Et malgré moi sans cesse une secrète horreur
Me fait trembler pour vous au nom de l’Empereur.
Donc les Dieux font briller leurs plus nobles ouvrages,
Et l’on voit son destin dans un rang glorieux
Compter depuis Trajan une suite d’Aïeux ;
Mais s’il en prit d’abord un orgueil légitime,
Il s’en est bientôt fait un appui pour le crime,
Et dans les cruautés qu’il nous fait éprouver,
Qui peut souffrir son choix, semble les approuver.
C’en est trop, et j’ai lieu d’accuser votre zèle
S’il condamne la gloire où le Destin m’appelle,
Et si ce fier orgueil dont il se fait des lois,
Oppose un vain scrupule à l’éclat d’un beau choix.

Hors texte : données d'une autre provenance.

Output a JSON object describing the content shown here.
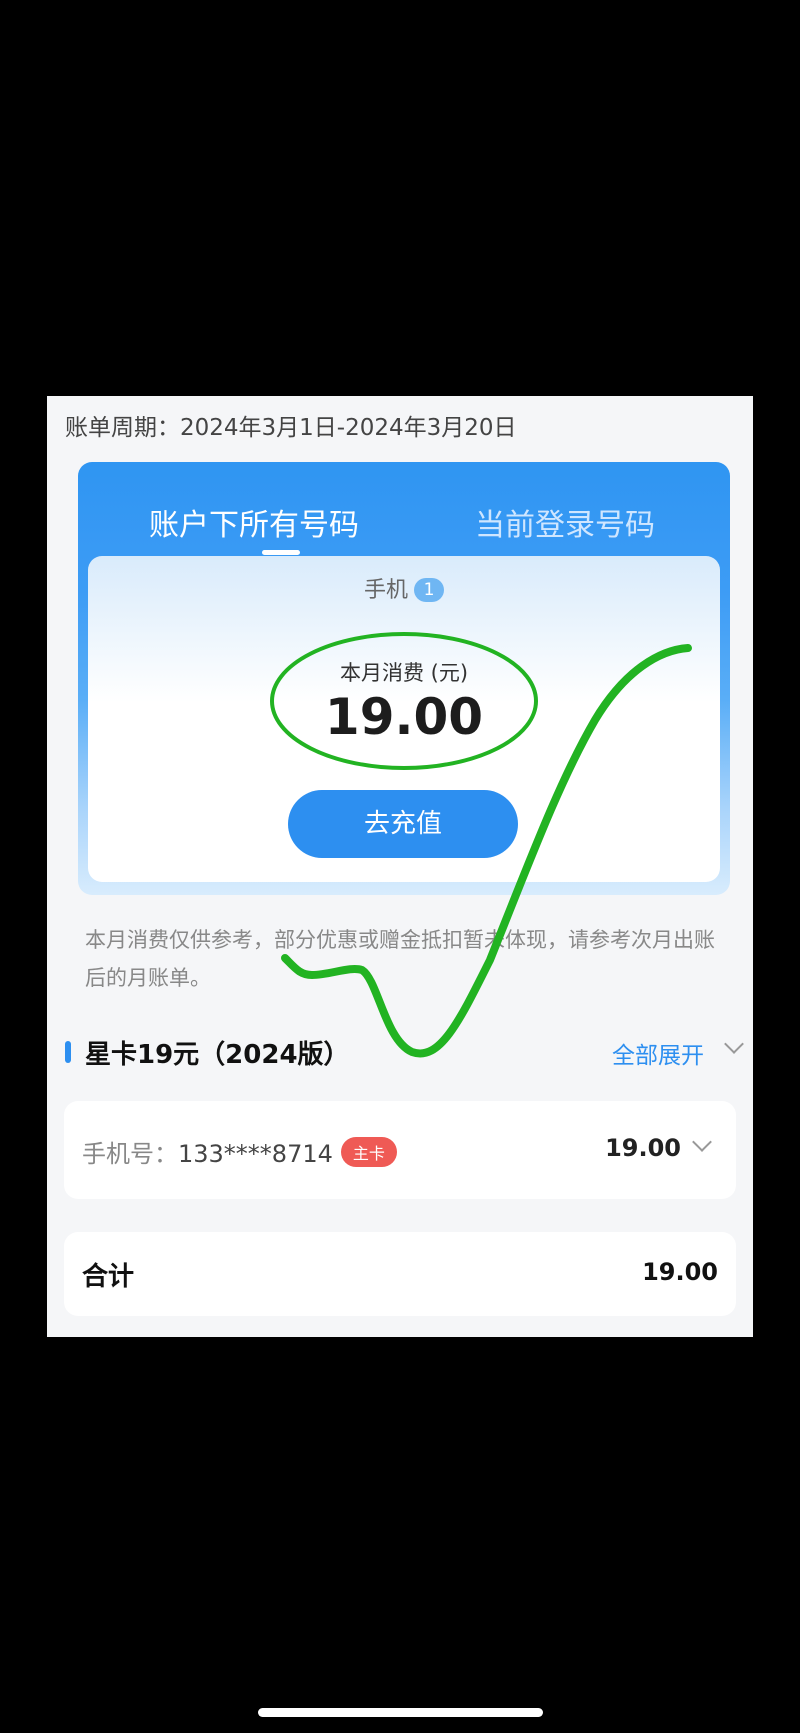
{
  "billing": {
    "period": "账单周期：2024年3月1日-2024年3月20日"
  },
  "tabs": {
    "all_numbers": "账户下所有号码",
    "current_number": "当前登录号码"
  },
  "summary": {
    "phone_label": "手机",
    "phone_count": "1",
    "spend_label": "本月消费 (元)",
    "spend_value": "19.00",
    "recharge_button": "去充值"
  },
  "note": "本月消费仅供参考，部分优惠或赠金抵扣暂未体现，请参考次月出账后的月账单。",
  "plan": {
    "title": "星卡19元（2024版）",
    "expand_label": "全部展开"
  },
  "phone_row": {
    "prefix": "手机号：",
    "number": "133****8714",
    "badge": "主卡",
    "amount": "19.00"
  },
  "total": {
    "label": "合计",
    "amount": "19.00"
  },
  "colors": {
    "accent": "#2d8ff0",
    "badge": "#ef5a55",
    "annotation": "#22b322"
  }
}
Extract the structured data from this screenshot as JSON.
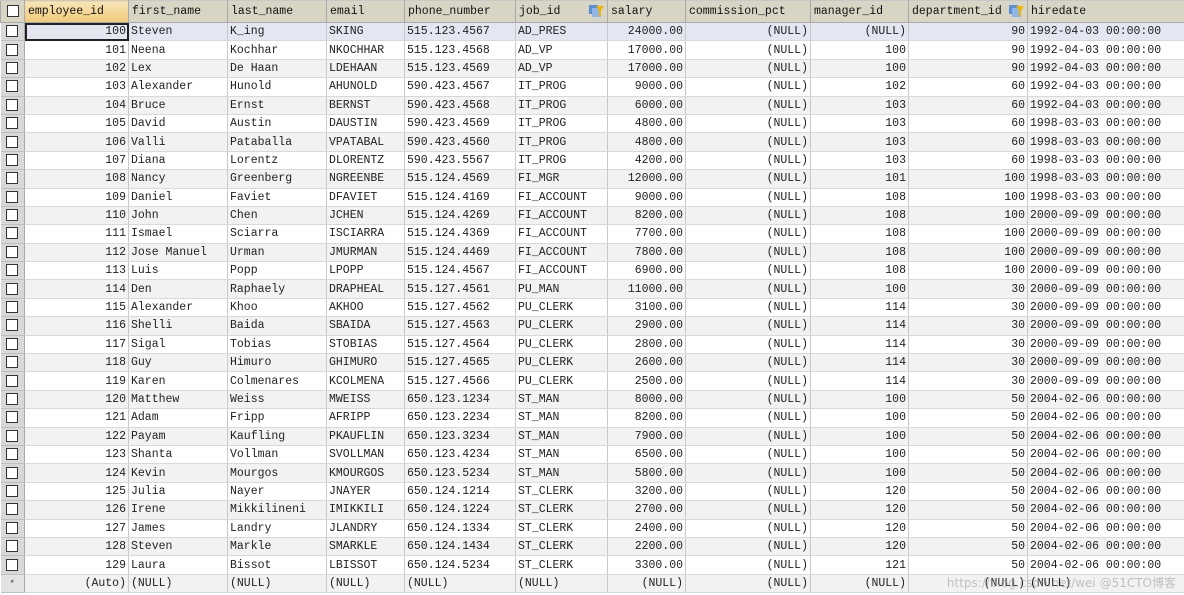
{
  "grid": {
    "columns": [
      {
        "key": "employee_id",
        "label": "employee_id",
        "align": "right",
        "sorted": true,
        "filter_icon": false
      },
      {
        "key": "first_name",
        "label": "first_name",
        "align": "left",
        "sorted": false,
        "filter_icon": false
      },
      {
        "key": "last_name",
        "label": "last_name",
        "align": "left",
        "sorted": false,
        "filter_icon": false
      },
      {
        "key": "email",
        "label": "email",
        "align": "left",
        "sorted": false,
        "filter_icon": false
      },
      {
        "key": "phone_number",
        "label": "phone_number",
        "align": "left",
        "sorted": false,
        "filter_icon": false
      },
      {
        "key": "job_id",
        "label": "job_id",
        "align": "left",
        "sorted": false,
        "filter_icon": true
      },
      {
        "key": "salary",
        "label": "salary",
        "align": "right",
        "sorted": false,
        "filter_icon": false
      },
      {
        "key": "commission_pct",
        "label": "commission_pct",
        "align": "right",
        "sorted": false,
        "filter_icon": false
      },
      {
        "key": "manager_id",
        "label": "manager_id",
        "align": "right",
        "sorted": false,
        "filter_icon": false
      },
      {
        "key": "department_id",
        "label": "department_id",
        "align": "right",
        "sorted": false,
        "filter_icon": true
      },
      {
        "key": "hiredate",
        "label": "hiredate",
        "align": "left",
        "sorted": false,
        "filter_icon": false
      }
    ],
    "rows": [
      [
        "100",
        "Steven",
        "K_ing",
        "SKING",
        "515.123.4567",
        "AD_PRES",
        "24000.00",
        "(NULL)",
        "(NULL)",
        "90",
        "1992-04-03 00:00:00"
      ],
      [
        "101",
        "Neena",
        "Kochhar",
        "NKOCHHAR",
        "515.123.4568",
        "AD_VP",
        "17000.00",
        "(NULL)",
        "100",
        "90",
        "1992-04-03 00:00:00"
      ],
      [
        "102",
        "Lex",
        "De Haan",
        "LDEHAAN",
        "515.123.4569",
        "AD_VP",
        "17000.00",
        "(NULL)",
        "100",
        "90",
        "1992-04-03 00:00:00"
      ],
      [
        "103",
        "Alexander",
        "Hunold",
        "AHUNOLD",
        "590.423.4567",
        "IT_PROG",
        "9000.00",
        "(NULL)",
        "102",
        "60",
        "1992-04-03 00:00:00"
      ],
      [
        "104",
        "Bruce",
        "Ernst",
        "BERNST",
        "590.423.4568",
        "IT_PROG",
        "6000.00",
        "(NULL)",
        "103",
        "60",
        "1992-04-03 00:00:00"
      ],
      [
        "105",
        "David",
        "Austin",
        "DAUSTIN",
        "590.423.4569",
        "IT_PROG",
        "4800.00",
        "(NULL)",
        "103",
        "60",
        "1998-03-03 00:00:00"
      ],
      [
        "106",
        "Valli",
        "Pataballa",
        "VPATABAL",
        "590.423.4560",
        "IT_PROG",
        "4800.00",
        "(NULL)",
        "103",
        "60",
        "1998-03-03 00:00:00"
      ],
      [
        "107",
        "Diana",
        "Lorentz",
        "DLORENTZ",
        "590.423.5567",
        "IT_PROG",
        "4200.00",
        "(NULL)",
        "103",
        "60",
        "1998-03-03 00:00:00"
      ],
      [
        "108",
        "Nancy",
        "Greenberg",
        "NGREENBE",
        "515.124.4569",
        "FI_MGR",
        "12000.00",
        "(NULL)",
        "101",
        "100",
        "1998-03-03 00:00:00"
      ],
      [
        "109",
        "Daniel",
        "Faviet",
        "DFAVIET",
        "515.124.4169",
        "FI_ACCOUNT",
        "9000.00",
        "(NULL)",
        "108",
        "100",
        "1998-03-03 00:00:00"
      ],
      [
        "110",
        "John",
        "Chen",
        "JCHEN",
        "515.124.4269",
        "FI_ACCOUNT",
        "8200.00",
        "(NULL)",
        "108",
        "100",
        "2000-09-09 00:00:00"
      ],
      [
        "111",
        "Ismael",
        "Sciarra",
        "ISCIARRA",
        "515.124.4369",
        "FI_ACCOUNT",
        "7700.00",
        "(NULL)",
        "108",
        "100",
        "2000-09-09 00:00:00"
      ],
      [
        "112",
        "Jose Manuel",
        "Urman",
        "JMURMAN",
        "515.124.4469",
        "FI_ACCOUNT",
        "7800.00",
        "(NULL)",
        "108",
        "100",
        "2000-09-09 00:00:00"
      ],
      [
        "113",
        "Luis",
        "Popp",
        "LPOPP",
        "515.124.4567",
        "FI_ACCOUNT",
        "6900.00",
        "(NULL)",
        "108",
        "100",
        "2000-09-09 00:00:00"
      ],
      [
        "114",
        "Den",
        "Raphaely",
        "DRAPHEAL",
        "515.127.4561",
        "PU_MAN",
        "11000.00",
        "(NULL)",
        "100",
        "30",
        "2000-09-09 00:00:00"
      ],
      [
        "115",
        "Alexander",
        "Khoo",
        "AKHOO",
        "515.127.4562",
        "PU_CLERK",
        "3100.00",
        "(NULL)",
        "114",
        "30",
        "2000-09-09 00:00:00"
      ],
      [
        "116",
        "Shelli",
        "Baida",
        "SBAIDA",
        "515.127.4563",
        "PU_CLERK",
        "2900.00",
        "(NULL)",
        "114",
        "30",
        "2000-09-09 00:00:00"
      ],
      [
        "117",
        "Sigal",
        "Tobias",
        "STOBIAS",
        "515.127.4564",
        "PU_CLERK",
        "2800.00",
        "(NULL)",
        "114",
        "30",
        "2000-09-09 00:00:00"
      ],
      [
        "118",
        "Guy",
        "Himuro",
        "GHIMURO",
        "515.127.4565",
        "PU_CLERK",
        "2600.00",
        "(NULL)",
        "114",
        "30",
        "2000-09-09 00:00:00"
      ],
      [
        "119",
        "Karen",
        "Colmenares",
        "KCOLMENA",
        "515.127.4566",
        "PU_CLERK",
        "2500.00",
        "(NULL)",
        "114",
        "30",
        "2000-09-09 00:00:00"
      ],
      [
        "120",
        "Matthew",
        "Weiss",
        "MWEISS",
        "650.123.1234",
        "ST_MAN",
        "8000.00",
        "(NULL)",
        "100",
        "50",
        "2004-02-06 00:00:00"
      ],
      [
        "121",
        "Adam",
        "Fripp",
        "AFRIPP",
        "650.123.2234",
        "ST_MAN",
        "8200.00",
        "(NULL)",
        "100",
        "50",
        "2004-02-06 00:00:00"
      ],
      [
        "122",
        "Payam",
        "Kaufling",
        "PKAUFLIN",
        "650.123.3234",
        "ST_MAN",
        "7900.00",
        "(NULL)",
        "100",
        "50",
        "2004-02-06 00:00:00"
      ],
      [
        "123",
        "Shanta",
        "Vollman",
        "SVOLLMAN",
        "650.123.4234",
        "ST_MAN",
        "6500.00",
        "(NULL)",
        "100",
        "50",
        "2004-02-06 00:00:00"
      ],
      [
        "124",
        "Kevin",
        "Mourgos",
        "KMOURGOS",
        "650.123.5234",
        "ST_MAN",
        "5800.00",
        "(NULL)",
        "100",
        "50",
        "2004-02-06 00:00:00"
      ],
      [
        "125",
        "Julia",
        "Nayer",
        "JNAYER",
        "650.124.1214",
        "ST_CLERK",
        "3200.00",
        "(NULL)",
        "120",
        "50",
        "2004-02-06 00:00:00"
      ],
      [
        "126",
        "Irene",
        "Mikkilineni",
        "IMIKKILI",
        "650.124.1224",
        "ST_CLERK",
        "2700.00",
        "(NULL)",
        "120",
        "50",
        "2004-02-06 00:00:00"
      ],
      [
        "127",
        "James",
        "Landry",
        "JLANDRY",
        "650.124.1334",
        "ST_CLERK",
        "2400.00",
        "(NULL)",
        "120",
        "50",
        "2004-02-06 00:00:00"
      ],
      [
        "128",
        "Steven",
        "Markle",
        "SMARKLE",
        "650.124.1434",
        "ST_CLERK",
        "2200.00",
        "(NULL)",
        "120",
        "50",
        "2004-02-06 00:00:00"
      ],
      [
        "129",
        "Laura",
        "Bissot",
        "LBISSOT",
        "650.124.5234",
        "ST_CLERK",
        "3300.00",
        "(NULL)",
        "121",
        "50",
        "2004-02-06 00:00:00"
      ]
    ],
    "new_row": {
      "marker": "*",
      "values": [
        "(Auto)",
        "(NULL)",
        "(NULL)",
        "(NULL)",
        "(NULL)",
        "(NULL)",
        "(NULL)",
        "(NULL)",
        "(NULL)",
        "(NULL)",
        "(NULL)"
      ]
    },
    "selected_row_index": 0
  },
  "watermark": "https://blog.csdn.net/wei @51CTO博客",
  "colors": {
    "header_bg": "#d9d5c4",
    "sorted_header_bg": "#efc978",
    "selected_row_bg": "#e4e6f2",
    "odd_row_bg": "#f2f2f2",
    "even_row_bg": "#ffffff",
    "filter_icon_blue": "#5a8fd1",
    "filter_icon_yellow": "#f0b400"
  }
}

Mais le Trône, ma sœur, adoucit bien des crimes,
Et peu dans les plus noirs verroient assez d’horreur
Pour y refuser place auprès d’un Empereur.
D’une main odieuse il pourroit me déplaire.
Vous faites vanité d’une vertu sévère ;
Mais pour vous jusqu’ici quelque appas qu’elle ait eu,
C’est un crime à la Cour d’avoir trop de vertu.
Ces actions par elle exactement guidées
N’y semblent tenir lieu que de belles idées,
Quelque sentier qu’elle offre, on prend le moins douteux,
Et qui peut s’élever ne croit rien de honteux.
Je n’ai pas de la Cour assez d’expérience
Pour en avoir sitôt pénétré la science,
Et n’y songeant qu’à fuir de lâches intérêts,
J’en ignore aisément les plus nobles secrets.